The slayings that have been officially attributed to Manson and his followers all took place during a panic-inducing stretch of the summer of 1969. Gary Hinman, a 34-year-old musician, was the first victim, stabbed to death by Manson after he refused to surrender his money and property to the cult leader.
 

A week later, four Manson followers -- Susan Atkins, Patricia Krenwinkel, Watson and Linda Kasabian -- marched through the Hollywood Hills to Benedict Canyon, where they broke into the estate rented by Sharon Tate and her husband, director Roman Polanski.
 
Steven Parent, Tate, Jay Sebring, Voytek Frykowski and Abigail Folger were all killed at the estate.
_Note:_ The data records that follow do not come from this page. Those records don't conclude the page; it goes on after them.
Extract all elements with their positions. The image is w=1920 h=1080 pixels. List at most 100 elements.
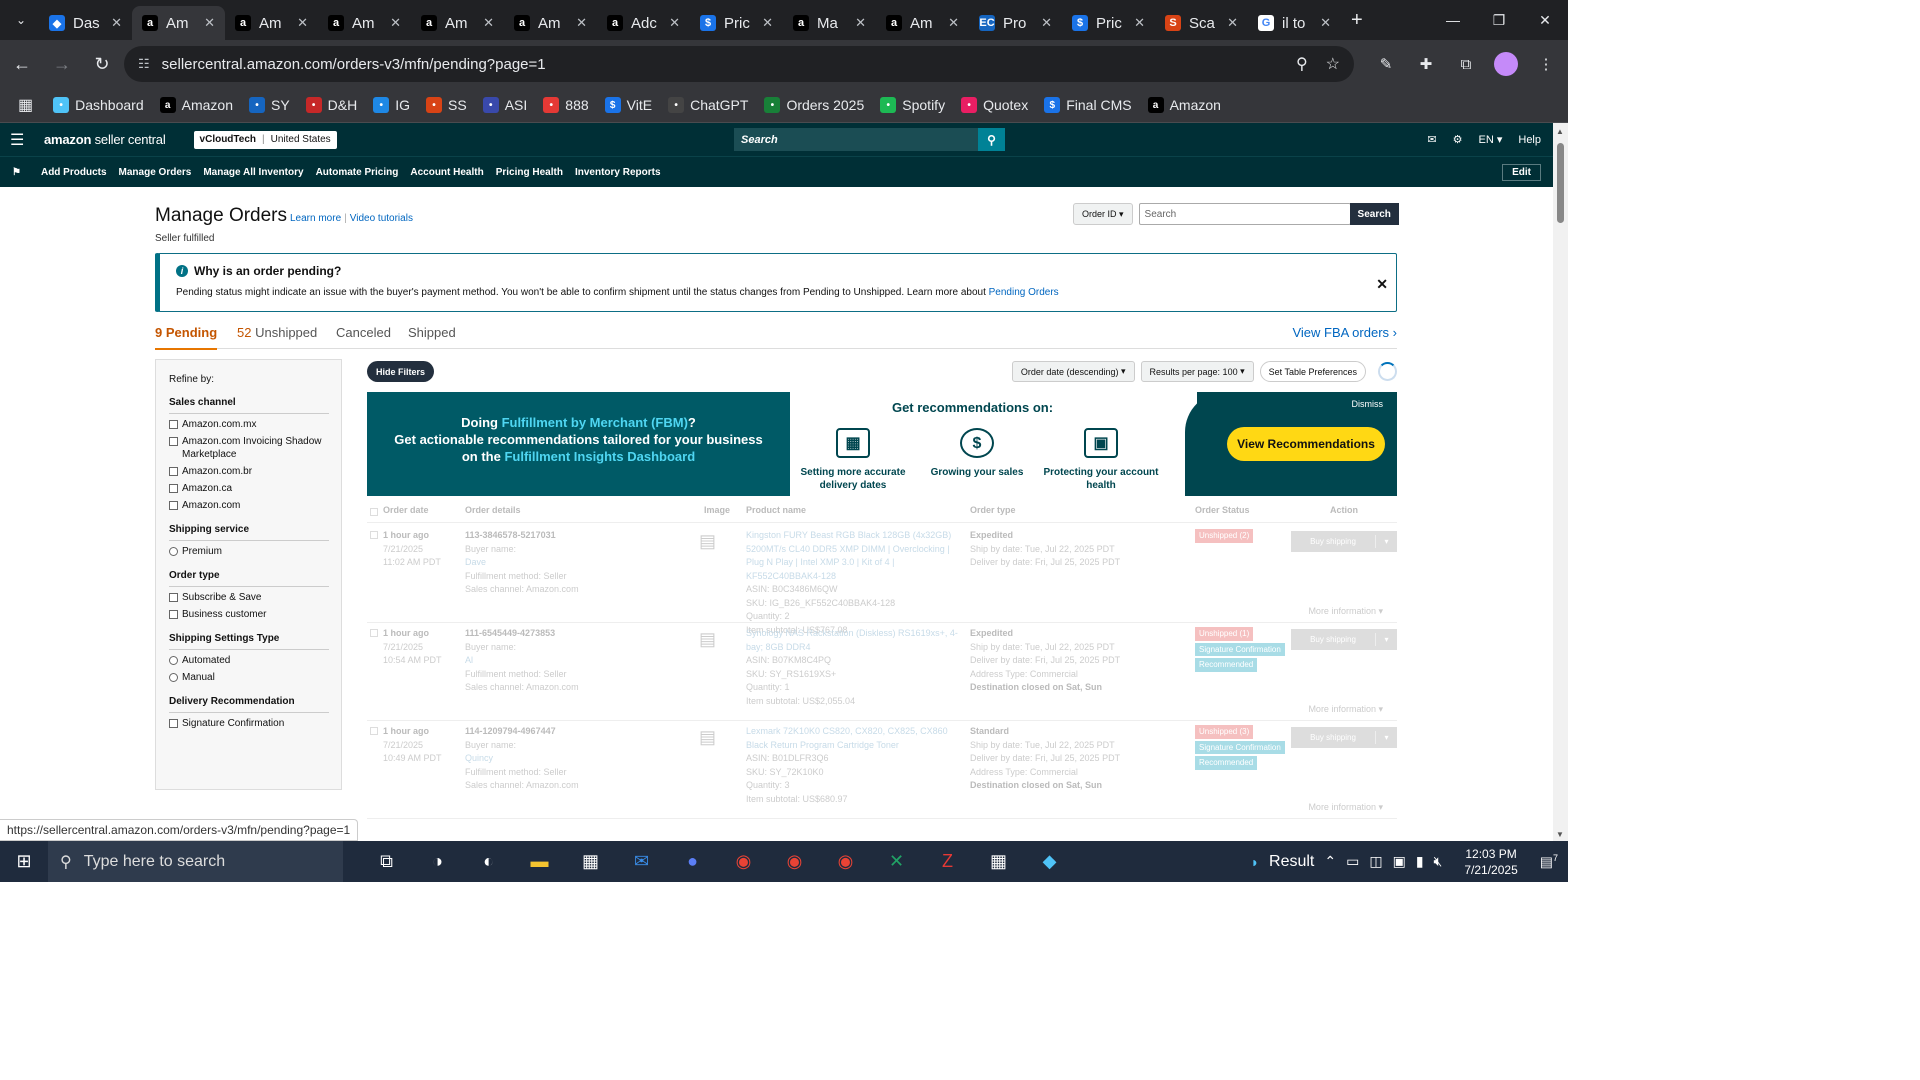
buy-shipping-button[interactable]: Buy shipping ▾: [1291, 629, 1397, 650]
filter-option[interactable]: Automated: [169, 654, 331, 667]
more-information-link[interactable]: More information ▾: [1308, 605, 1383, 619]
bookmark-item[interactable]: $ Final CMS: [1044, 97, 1132, 113]
filter-option[interactable]: Amazon.com.mx: [169, 418, 331, 431]
filter-option[interactable]: Subscribe & Save: [169, 591, 331, 604]
bookmark-flag-icon[interactable]: ⚑: [12, 167, 21, 178]
buy-shipping-button[interactable]: Buy shipping ▾: [1291, 727, 1397, 748]
more-information-link[interactable]: More information ▾: [1308, 801, 1383, 815]
mail-icon[interactable]: ✉: [1427, 133, 1436, 146]
select-all-checkbox[interactable]: [370, 508, 378, 516]
browser-tab[interactable]: a Am ✕: [132, 6, 225, 40]
nav-item-account-health[interactable]: Account Health: [410, 167, 483, 178]
tray-display-icon[interactable]: ▭: [1346, 853, 1359, 870]
order-search-button[interactable]: Search: [1349, 203, 1399, 225]
filter-option[interactable]: Business customer: [169, 608, 331, 621]
tab-unshipped[interactable]: 52 Unshipped: [237, 325, 317, 340]
destination-closed[interactable]: Destination closed on Sat, Sun: [970, 681, 1185, 695]
restore-icon[interactable]: ❐: [1476, 0, 1522, 40]
address-bar[interactable]: ☷ sellercentral.amazon.com/orders-v3/mfn…: [124, 46, 1354, 82]
minimize-icon[interactable]: —: [1430, 0, 1476, 40]
bookmark-item[interactable]: • Orders 2025: [764, 97, 864, 113]
nav-item-automate-pricing[interactable]: Automate Pricing: [316, 167, 399, 178]
volume-mute-icon[interactable]: 🔇︎: [1434, 853, 1443, 870]
menu-kebab-icon[interactable]: ⋮: [1534, 48, 1558, 80]
alert-close-icon[interactable]: ✕: [1376, 276, 1388, 293]
file-explorer-icon[interactable]: ▬: [514, 841, 565, 882]
filter-option[interactable]: Amazon.com: [169, 499, 331, 512]
task-view-icon[interactable]: ⧉: [361, 841, 412, 882]
chrome-alt-icon[interactable]: ◉: [820, 841, 871, 882]
notifications-icon[interactable]: ▤7: [1540, 853, 1558, 871]
tab-close-icon[interactable]: ✕: [1227, 15, 1238, 31]
filter-checkbox[interactable]: [169, 437, 178, 446]
tab-close-icon[interactable]: ✕: [204, 15, 215, 31]
tray-screen-icon[interactable]: ▣: [1393, 853, 1406, 870]
product-image[interactable]: ▤: [699, 728, 735, 757]
excel-icon[interactable]: ✕: [871, 841, 922, 882]
filter-checkbox[interactable]: [169, 467, 178, 476]
windows-start-icon[interactable]: ⊞: [0, 851, 48, 872]
forward-button[interactable]: →: [44, 46, 80, 82]
tab-close-icon[interactable]: ✕: [669, 15, 680, 31]
nav-item-manage-inventory[interactable]: Manage All Inventory: [203, 167, 303, 178]
browser-tab[interactable]: $ Pric ✕: [690, 6, 783, 40]
weather-icon[interactable]: ◗: [1251, 854, 1259, 870]
tab-close-icon[interactable]: ✕: [1134, 15, 1145, 31]
nav-item-manage-orders[interactable]: Manage Orders: [119, 167, 192, 178]
tab-canceled[interactable]: Canceled: [336, 325, 391, 340]
buyer-name-link[interactable]: Quincy: [465, 752, 665, 766]
tray-camera-icon[interactable]: ◫: [1369, 853, 1382, 870]
filter-option[interactable]: Amazon.ca: [169, 482, 331, 495]
apps-grid-icon[interactable]: ▦: [18, 95, 33, 115]
browser-tab[interactable]: a Am ✕: [318, 6, 411, 40]
extension-cross-icon[interactable]: ✚: [1414, 48, 1438, 80]
action-dropdown-icon[interactable]: ▾: [1375, 632, 1397, 647]
order-id-link[interactable]: 113-3846578-5217031: [465, 529, 665, 543]
new-tab-button[interactable]: +: [1351, 9, 1363, 32]
extensions-puzzle-icon[interactable]: ⧉: [1454, 48, 1478, 80]
bookmark-item[interactable]: • ASI: [482, 97, 527, 113]
tab-close-icon[interactable]: ✕: [297, 15, 308, 31]
header-search-button[interactable]: ⚲: [978, 128, 1005, 151]
filter-radio[interactable]: [169, 547, 178, 556]
filter-option[interactable]: Premium: [169, 545, 331, 558]
scroll-thumb[interactable]: [1557, 143, 1564, 223]
col-order-date[interactable]: Order date: [383, 505, 429, 515]
filter-option[interactable]: Amazon.com Invoicing Shadow Marketplace: [169, 435, 331, 461]
app-diamond-icon[interactable]: ◆: [1024, 841, 1075, 882]
filezilla-icon[interactable]: Z: [922, 841, 973, 882]
copilot-icon[interactable]: ◑: [412, 841, 463, 882]
bookmark-item[interactable]: • 888: [543, 97, 589, 113]
outlook-icon[interactable]: ✉: [616, 841, 667, 882]
tab-close-icon[interactable]: ✕: [855, 15, 866, 31]
calculator-icon[interactable]: ▦: [973, 841, 1024, 882]
buy-shipping-button[interactable]: Buy shipping ▾: [1291, 531, 1397, 552]
results-per-page-dropdown[interactable]: Results per page: 100 ▾: [1140, 361, 1254, 382]
nav-item-inventory-reports[interactable]: Inventory Reports: [575, 167, 661, 178]
filter-option[interactable]: Signature Confirmation: [169, 717, 331, 730]
row-checkbox[interactable]: [370, 727, 378, 735]
buyer-name-link[interactable]: Dave: [465, 556, 665, 570]
filter-checkbox[interactable]: [169, 501, 178, 510]
close-window-icon[interactable]: ✕: [1522, 0, 1568, 40]
order-search-input[interactable]: Search: [1138, 203, 1351, 225]
action-dropdown-icon[interactable]: ▾: [1375, 730, 1397, 745]
profile-avatar[interactable]: [1494, 48, 1518, 80]
banner-dismiss-link[interactable]: Dismiss: [1352, 399, 1384, 409]
tab-close-icon[interactable]: ✕: [762, 15, 773, 31]
chrome-icon[interactable]: ◉: [718, 841, 769, 882]
header-search-input[interactable]: Search ⚲: [734, 128, 1005, 151]
bookmark-star-icon[interactable]: ☆: [1326, 54, 1340, 74]
bookmark-item[interactable]: • IG: [373, 97, 410, 113]
filter-checkbox[interactable]: [169, 420, 178, 429]
page-scrollbar[interactable]: ▲ ▼: [1553, 123, 1568, 841]
destination-closed[interactable]: Destination closed on Sat, Sun: [970, 779, 1185, 793]
bookmark-item[interactable]: • SS: [426, 97, 467, 113]
help-link[interactable]: Help: [1518, 134, 1541, 146]
browser-tab[interactable]: a Adc ✕: [597, 6, 690, 40]
browser-tab[interactable]: a Am ✕: [411, 6, 504, 40]
filter-option[interactable]: Manual: [169, 671, 331, 684]
bookmark-item[interactable]: • ChatGPT: [668, 97, 748, 113]
bookmark-item[interactable]: • SY: [248, 97, 290, 113]
product-name-link[interactable]: Synology NAS Rackstation (Diskless) RS16…: [746, 627, 968, 654]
Tate’s blood was used to smear the word “PIG” on the front door of the residence.
 
Later that month, Manson broke into the Los Feliz home of 44-year-old supermarket owner Leno LaBianca. The cult leader tied up LaBianca and his wife, Rosemary, and left them to be butchered by Watson, Krenwinkel and Van Houten.
 
Donald “Shorty” Shea, a hand at the Spahn Ranch in Chatsworth, was the last victim whose death resulted in a conviction against a Manson family member.
 
Manson remains incarcerated at Corcoran State Prison, and will not be eligible for parole until 2027. Nearly all of Manson’s other followers remain jailed or dead. Lynette “Squeaky” Fromme was released from prison in 2009, more than 30 years after she was convicted of attempting to assassinate President Gerald Ford. Kasabian was also granted immunity for testifying against other Manson family members.
 
A California review board recommended parole for Van Houten earlier this month, though her release could still be blocked by Gov. Jerry Brown.